The case study also emphasizes the over-dispersion of many marine species and the huge role of abiotic factors, like temperature, in limiting distributions. (I think in general, we are way to concerned about connectivity in the ocean – there seems to be plenty of that.)

Listen, Acropora cervicornis and palmata for thousands of years were two of the dominant reef-building corals  in the Caribbean. Their populations were decimated regionally in the 1980s and their loss radically changed countless aspects of coral reef communities. Their expansion into South Florida does not mitigate that regional loss. It also does not mean future threats won’t wipe them out. And they can’t keep moving forever; there is no shallow water hard bottom habitat to settle on too far north of Florida and other environmental factors, like water sediment and nutrient load, would probably prevent colonization anyway.
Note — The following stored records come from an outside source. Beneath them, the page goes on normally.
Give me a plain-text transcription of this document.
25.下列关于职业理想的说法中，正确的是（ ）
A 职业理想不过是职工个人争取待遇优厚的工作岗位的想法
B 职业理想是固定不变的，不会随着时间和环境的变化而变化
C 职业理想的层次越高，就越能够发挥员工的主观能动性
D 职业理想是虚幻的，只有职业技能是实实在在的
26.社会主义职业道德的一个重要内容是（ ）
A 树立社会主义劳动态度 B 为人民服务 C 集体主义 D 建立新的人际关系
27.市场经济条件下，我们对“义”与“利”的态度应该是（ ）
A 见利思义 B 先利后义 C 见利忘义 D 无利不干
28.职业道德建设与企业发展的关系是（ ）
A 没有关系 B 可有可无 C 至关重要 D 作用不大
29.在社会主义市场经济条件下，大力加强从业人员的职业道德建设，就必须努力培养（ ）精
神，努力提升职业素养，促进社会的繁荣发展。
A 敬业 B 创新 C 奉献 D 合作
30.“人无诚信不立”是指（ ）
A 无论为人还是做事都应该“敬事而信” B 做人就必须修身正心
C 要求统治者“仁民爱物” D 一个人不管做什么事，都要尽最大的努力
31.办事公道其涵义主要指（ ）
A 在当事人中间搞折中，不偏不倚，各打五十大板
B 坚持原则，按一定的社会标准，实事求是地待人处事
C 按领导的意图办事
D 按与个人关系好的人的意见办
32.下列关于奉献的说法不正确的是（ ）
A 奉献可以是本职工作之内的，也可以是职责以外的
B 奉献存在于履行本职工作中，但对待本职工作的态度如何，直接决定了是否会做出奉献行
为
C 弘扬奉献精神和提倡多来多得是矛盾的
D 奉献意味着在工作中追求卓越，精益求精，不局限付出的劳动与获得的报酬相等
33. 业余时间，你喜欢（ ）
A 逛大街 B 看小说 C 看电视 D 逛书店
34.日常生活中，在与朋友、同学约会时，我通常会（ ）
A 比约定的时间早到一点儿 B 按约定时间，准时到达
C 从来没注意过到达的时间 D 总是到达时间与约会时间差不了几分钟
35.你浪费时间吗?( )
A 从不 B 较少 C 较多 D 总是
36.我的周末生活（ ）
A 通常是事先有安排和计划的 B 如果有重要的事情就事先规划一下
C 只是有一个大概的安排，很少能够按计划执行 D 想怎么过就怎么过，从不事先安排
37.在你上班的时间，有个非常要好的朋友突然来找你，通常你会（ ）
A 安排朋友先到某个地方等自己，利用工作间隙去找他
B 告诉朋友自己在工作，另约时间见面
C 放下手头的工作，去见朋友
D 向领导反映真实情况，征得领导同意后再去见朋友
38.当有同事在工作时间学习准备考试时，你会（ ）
Range shifts will not save all species. Many, like Australia seaweeds will range shift into oblivion (e.g., the southern ocean). But I think it is still pretty cool to see species like this continue to bounce back. It gives me hope. And I think it should be teaching us some broader lessons.

One is that local impacts and local human population density in general has very little to do with the loss of corals. Look at the shoreline these corals are colonizing! There is nowhere in the Caribbean with such high urbanization and yet here they come. The presence of people per se is not driving coral loss or limiting recovery.